Violent Drug Gang Have Christian Author as ‘Required Reading’


John Eldredge, the author of a million plus bestseller, “Wild at Heart: Discovering the Secret of a Man’s Soul,” has been cited as spiritual inspiration for a ruthless fundamentalist Mexican drug gang called La Familia.

The leader of the gang, which controls most of the Crystal Meth traffic in the US is Nazario Morena who has just written a 104 page booklet called “Thoughts” that gives Christian inspirational advice. Morena also expects his gang members to study the Bible and pray the Rosary even as they gun down police, dismember opponents and manufacture drugs. La Familia hit the headlines in 2006 when they threw severed heads into a Mexican disco, and they have become infamous for brutality mixed with pseudo-spirituality.

Morena has made John Eldredge’s book required reading for his gang members because he so appreciates Eldredge’s tendency to encourage Christian men to rediscover their masculinity in toughness and violence.

So what exactly is it about "Wild at Heart" that Morena loves? Well, for a start, Eldredge writes approvingly of men’s innate love of weapons, combat and hunting.

“Aggression is part of the masculine design; we are hardwired for it. If we believe that man is made in the image of God, then we would do well to remember that “the Lord is a warrior (Exodus 15:3).”

When the macho passages in Wild at Heart are read in context, it’s apparent that Eldredge’s animosity is toward what he sees as society’s emasculation of the male. His remedy is physical adventures in nature and an embracing of the Bible. He writes elsewhere that:

“Capes and swords, camouflage, bandannas and six shooters–these are the uniforms of boyhood. Little boys yearn to know that they are powerful, they are dangerous, they are something to be reckoned with. How many parents have tried to prevent little Timmy from playing with guns? Give it up. If you do not supply a boy with weapons, he will make them from whatever materials are at hand. My boys chew their graham crackers into the shape of handguns at the breakfast table.”

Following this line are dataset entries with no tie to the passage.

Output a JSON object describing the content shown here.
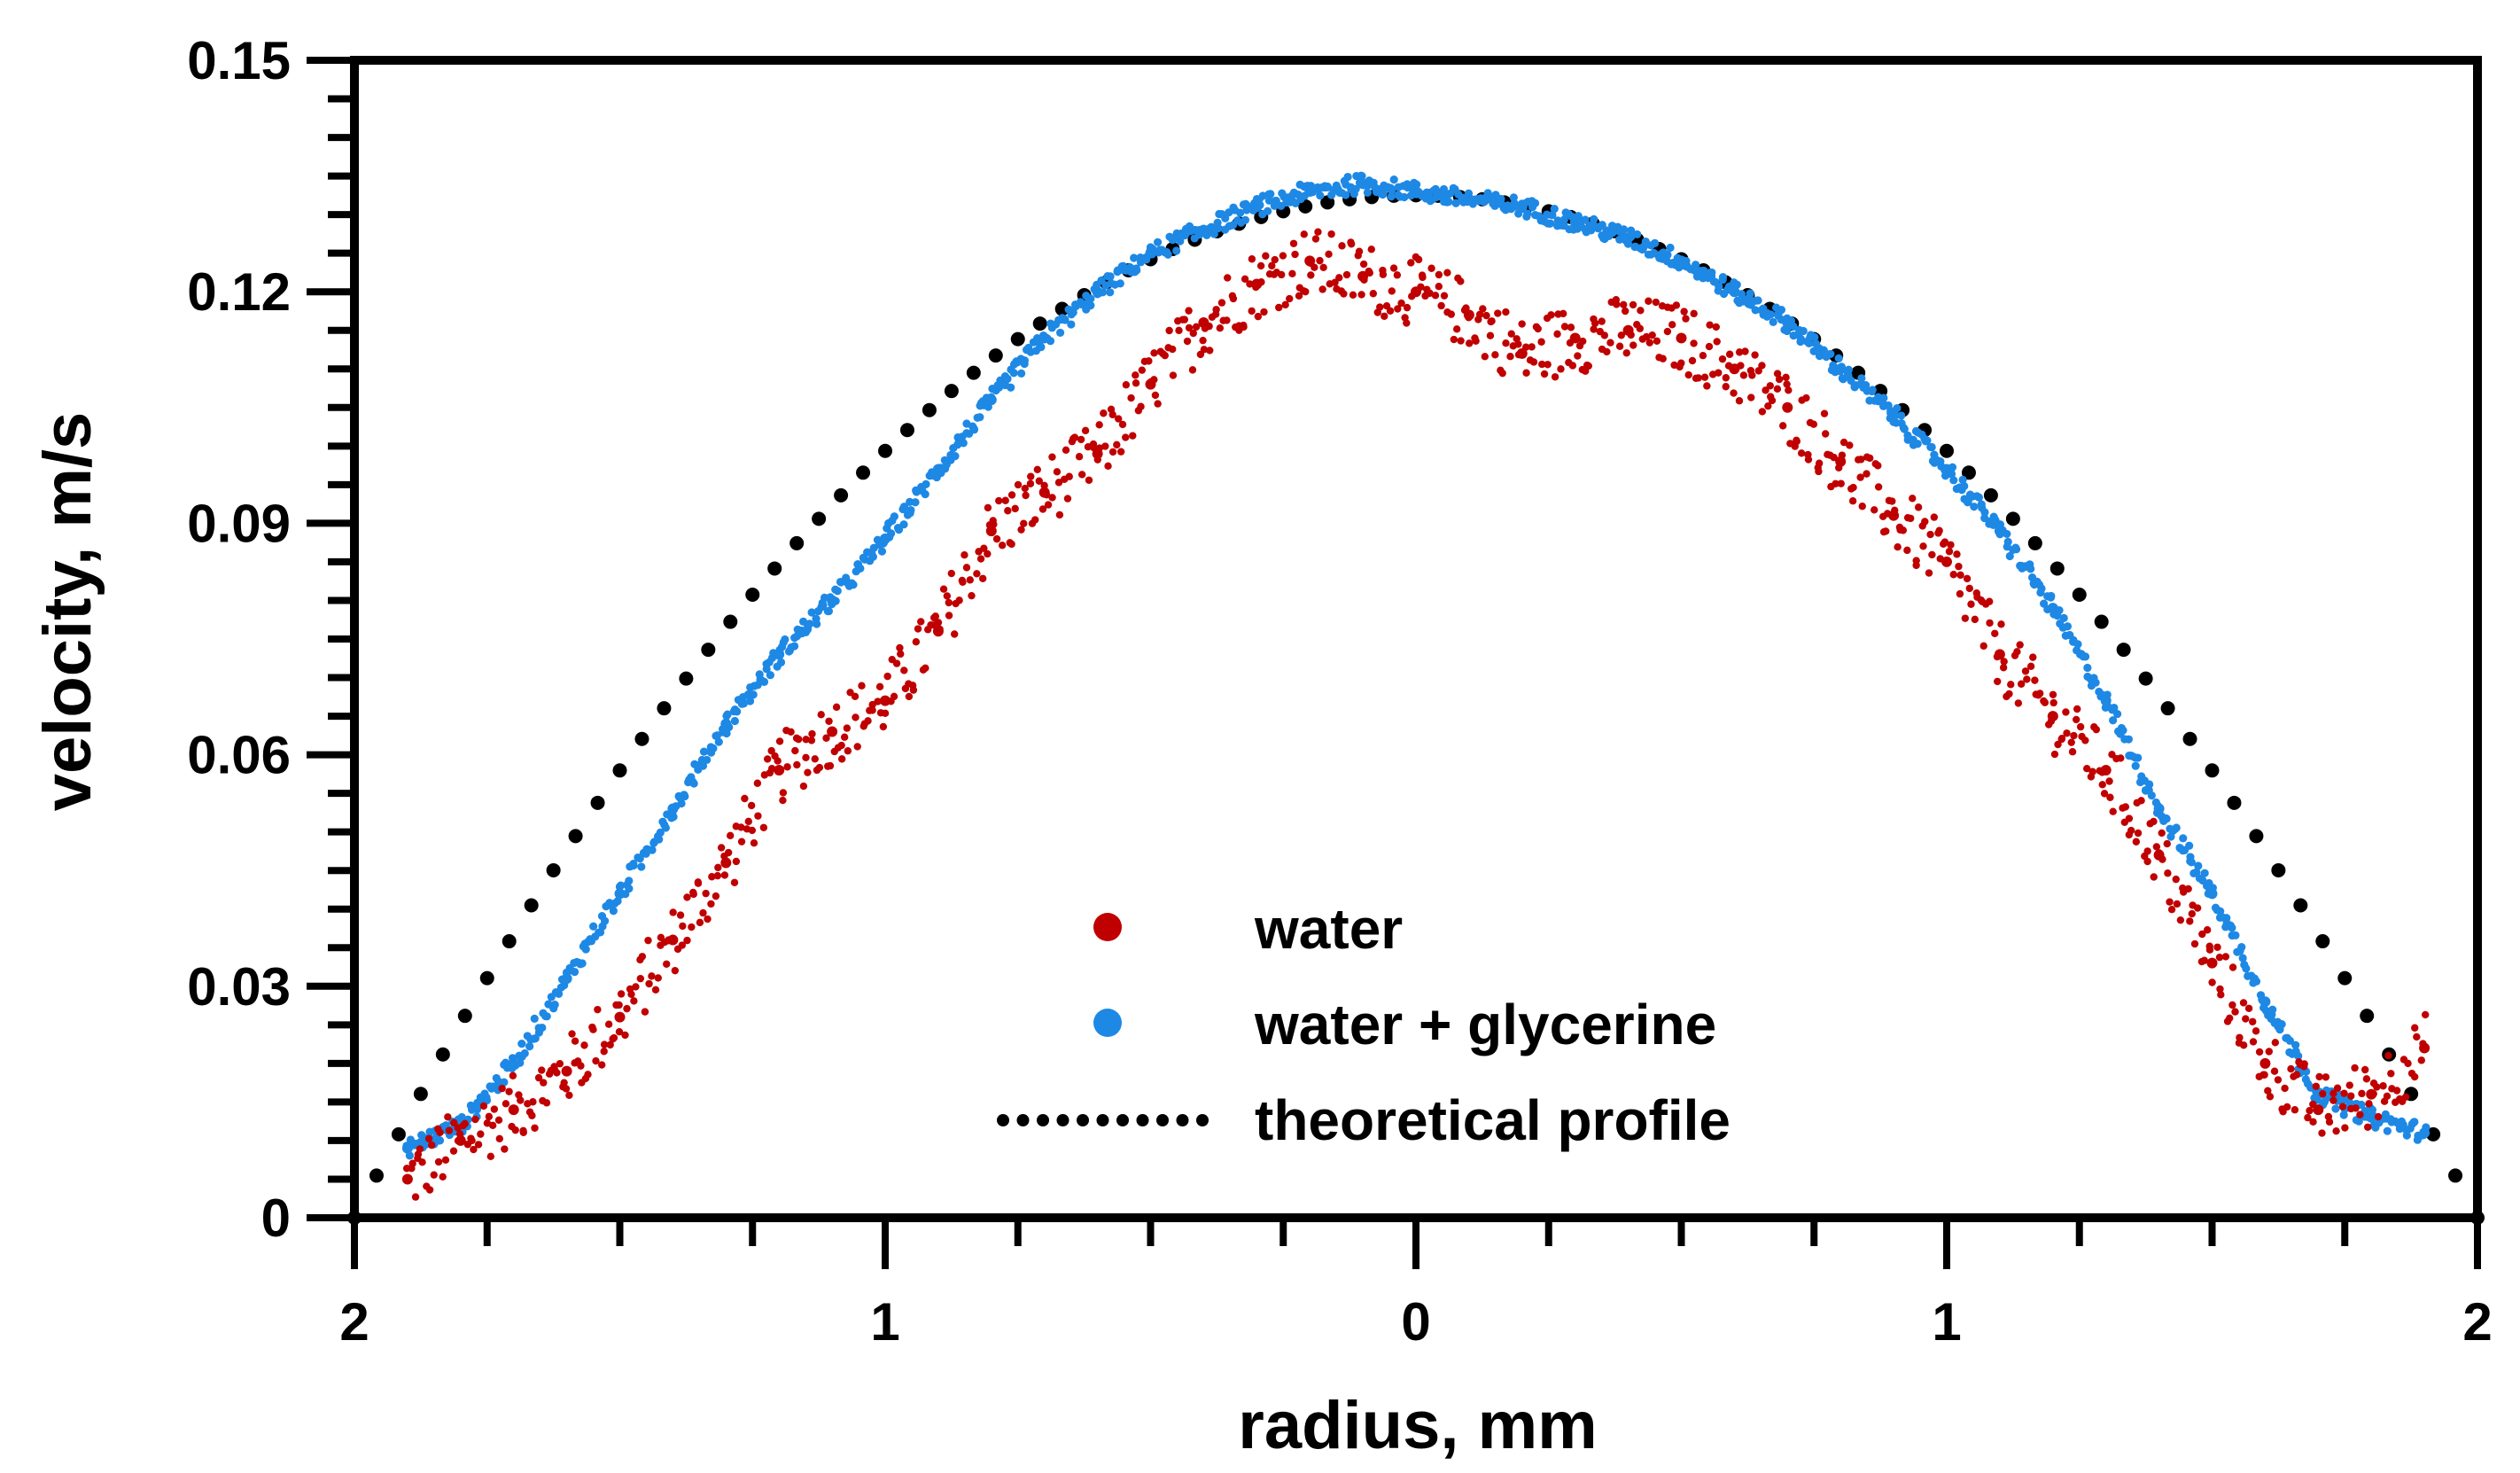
{
  "chart_data": {
    "type": "scatter",
    "xlabel": "radius, mm",
    "ylabel": "velocity, m/s",
    "xlim": [
      -2,
      2
    ],
    "ylim": [
      0,
      0.15
    ],
    "x_ticks": [
      -2,
      -1,
      0,
      1,
      2
    ],
    "x_tick_labels": [
      "2",
      "1",
      "0",
      "1",
      "2"
    ],
    "y_ticks": [
      0,
      0.03,
      0.06,
      0.09,
      0.12,
      0.15
    ],
    "y_tick_labels": [
      "0",
      "0.03",
      "0.06",
      "0.09",
      "0.12",
      "0.15"
    ],
    "grid": false,
    "legend_position": "bottom-center",
    "series": [
      {
        "name": "water",
        "color": "#c00000",
        "marker": "dot",
        "x": [
          -1.9,
          -1.8,
          -1.7,
          -1.6,
          -1.5,
          -1.4,
          -1.3,
          -1.2,
          -1.1,
          -1.0,
          -0.9,
          -0.8,
          -0.7,
          -0.6,
          -0.5,
          -0.4,
          -0.3,
          -0.2,
          -0.1,
          0.0,
          0.1,
          0.2,
          0.3,
          0.4,
          0.5,
          0.6,
          0.7,
          0.8,
          0.9,
          1.0,
          1.1,
          1.2,
          1.3,
          1.4,
          1.5,
          1.6,
          1.7,
          1.8,
          1.9
        ],
        "y": [
          0.005,
          0.01,
          0.014,
          0.019,
          0.026,
          0.036,
          0.046,
          0.058,
          0.063,
          0.067,
          0.076,
          0.089,
          0.094,
          0.099,
          0.108,
          0.116,
          0.121,
          0.124,
          0.122,
          0.12,
          0.117,
          0.112,
          0.114,
          0.115,
          0.114,
          0.11,
          0.105,
          0.098,
          0.091,
          0.085,
          0.073,
          0.065,
          0.058,
          0.047,
          0.033,
          0.02,
          0.014,
          0.016,
          0.022
        ]
      },
      {
        "name": "water + glycerine",
        "color": "#1e88e5",
        "marker": "dot",
        "x": [
          -1.9,
          -1.8,
          -1.7,
          -1.6,
          -1.5,
          -1.4,
          -1.3,
          -1.2,
          -1.1,
          -1.0,
          -0.9,
          -0.8,
          -0.7,
          -0.6,
          -0.5,
          -0.4,
          -0.3,
          -0.2,
          -0.1,
          0.0,
          0.1,
          0.2,
          0.3,
          0.4,
          0.5,
          0.6,
          0.7,
          0.8,
          0.9,
          1.0,
          1.1,
          1.2,
          1.3,
          1.4,
          1.5,
          1.6,
          1.7,
          1.8,
          1.9
        ],
        "y": [
          0.009,
          0.012,
          0.02,
          0.031,
          0.042,
          0.053,
          0.064,
          0.073,
          0.08,
          0.088,
          0.097,
          0.106,
          0.114,
          0.12,
          0.125,
          0.128,
          0.131,
          0.133,
          0.134,
          0.133,
          0.132,
          0.131,
          0.129,
          0.127,
          0.124,
          0.12,
          0.116,
          0.11,
          0.104,
          0.097,
          0.089,
          0.079,
          0.067,
          0.053,
          0.042,
          0.028,
          0.016,
          0.013,
          0.011
        ]
      },
      {
        "name": "theoretical profile",
        "color": "#000000",
        "marker": "dotted-line",
        "vmax": 0.1325,
        "x": [
          -2.0,
          -1.8,
          -1.6,
          -1.4,
          -1.2,
          -1.0,
          -0.8,
          -0.6,
          -0.4,
          -0.2,
          0.0,
          0.2,
          0.4,
          0.6,
          0.8,
          1.0,
          1.2,
          1.4,
          1.6,
          1.8,
          2.0
        ],
        "y": [
          0.0,
          0.0252,
          0.0477,
          0.0676,
          0.0848,
          0.0994,
          0.1113,
          0.1206,
          0.1272,
          0.1312,
          0.1325,
          0.1312,
          0.1272,
          0.1206,
          0.1113,
          0.0994,
          0.0848,
          0.0676,
          0.0477,
          0.0252,
          0.0
        ]
      }
    ]
  },
  "legend": {
    "items": [
      {
        "label": "water",
        "color": "#c00000",
        "type": "dot"
      },
      {
        "label": "water + glycerine",
        "color": "#1e88e5",
        "type": "dot"
      },
      {
        "label": "theoretical profile",
        "color": "#000000",
        "type": "dots"
      }
    ]
  }
}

Over the course of his book, Eldredge tries to convince his readers that it is natural, or “in the blood” of men to yearn for violence. He says that, “Women didn’t make Braveheart one of the best selling films of the decade. Flying Tigers, The Bridge Over The River Kwai, The Magnificent Seven, Shane, High Noon, Saving Private Ryan, Top Gun, The Die Hard films, Gladiator–the movies a man loves reveal what his heart yearns for, what is set inside him from the day of his birth. Like it or not, there is something fierce in the heart of every man.”

However, abundant psychological research has proven that humans (both sexes) have an instinctive aversion to killing others. Most soldiers, other than the estimated two percent who are sociopaths, have to go through specific conditioning before they are able to fire weapons at others. For example in World War Two (prior to the development of such conditioning) according to one study only 15-20% of U.S. riflemen fired their rifles in combat.

Eldredge has distanced himself from La Familia claiming that they have fundamentally misunderstood his message.